Clinicopathological features of immunoglobulin G4-related pleural lesions and diagnostic utility of pleural effusion cytology.

OBJECTIVE: Immunoglobulin (Ig)G4-related disease is a recently described systemic immune-mediated fibro-inflammatory disease that frequently occurs in tumorous form. Herein, we elucidated the clinicopathological and cytological characteristics of IgG4-related pleural lesions (PLs).

PATIENTS AND METHODS: Among 22 patients with fibro-inflammatory PLs of idiopathic aetiology, eight cases were diagnosed as IgG4-PL and the remaining 14 as non-IgG4-PL according to comprehensive diagnostic criteria for IgG4-related disease. Cell block examination of pleural effusion (CBPE) was performed in five patients with IgG4-PL and in six with non-IgG4-PL. Both groups were compared in terms of clinical presentation, laboratory data, histopathological features of resected pleura, and cytological features of pleural effusion (PE).

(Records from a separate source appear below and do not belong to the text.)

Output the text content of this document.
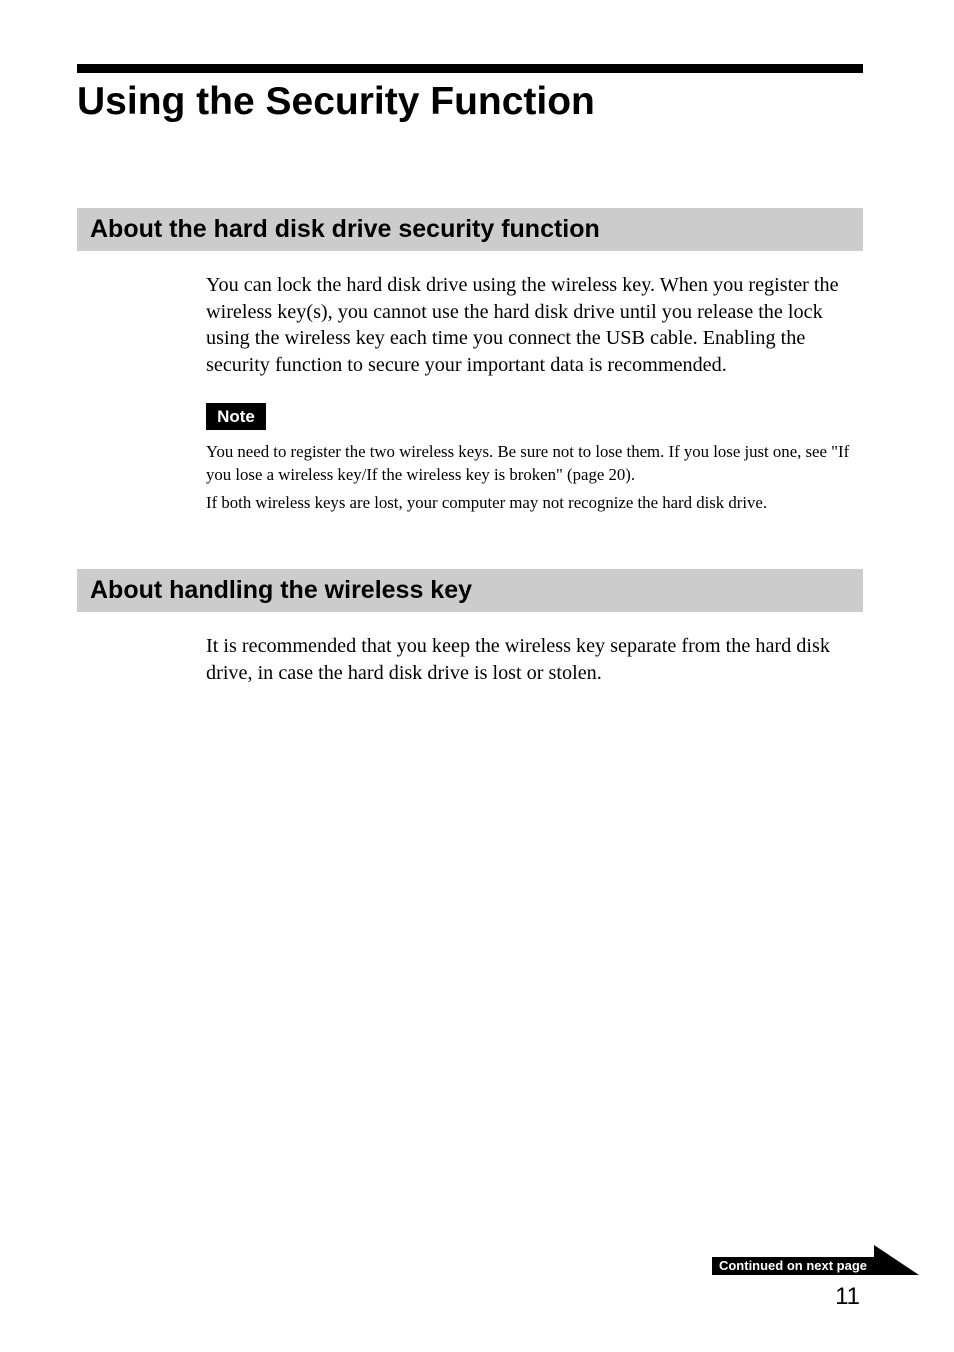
Using the Security Function
About the hard disk drive security function

You can lock the hard disk drive using the wireless key. When you register the wireless key(s), you cannot use the hard disk drive until you release the lock using the wireless key each time you connect the USB cable. Enabling the security function to secure your important data is recommended.

Note

You need to register the two wireless keys. Be sure not to lose them. If you lose just one, see "If you lose a wireless key/If the wireless key is broken" (page 20).

If both wireless keys are lost, your computer may not recognize the hard disk drive.

About handling the wireless key

It is recommended that you keep the wireless key separate from the hard disk drive, in case the hard disk drive is lost or stolen.

Continued on next page
11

RESULTS: PE was the most common (six patients, 75%) clinical presentation of IgG4-PL. IgG4-PL comparatively showed significantly more frequent concomitant allergic disease (P = .021), higher serum IgE levels (P = .012), higher adenosine deaminase levels in pleural fluid (P = .005), and rare spontaneous recovery without treatment (P = .046). The IgG4-PL group was histologically characterised by thicker fibrous pleura, storiform fibrosis, and infiltration of regulatory T cells, eosinophils and basophils. Using CBPE, IgG4-PL was cytologically distinct with numerous IgG4+ cells and eosinophils. The cytology of CBPE positively correlated with the histology of pleural tissue in the number of IgG4+ cells and eosinophils (R = .769 and .803, respectively).

CONCLUSION: IgG4-PL frequently presents with PE and is histologically and cytologically characterised by abundant infiltration of IgG4+ cells and eosinophils. We believe that CBPE with immunohistochemistry/special staining could assist in the auxiliary diagnosis of IgG4-PL.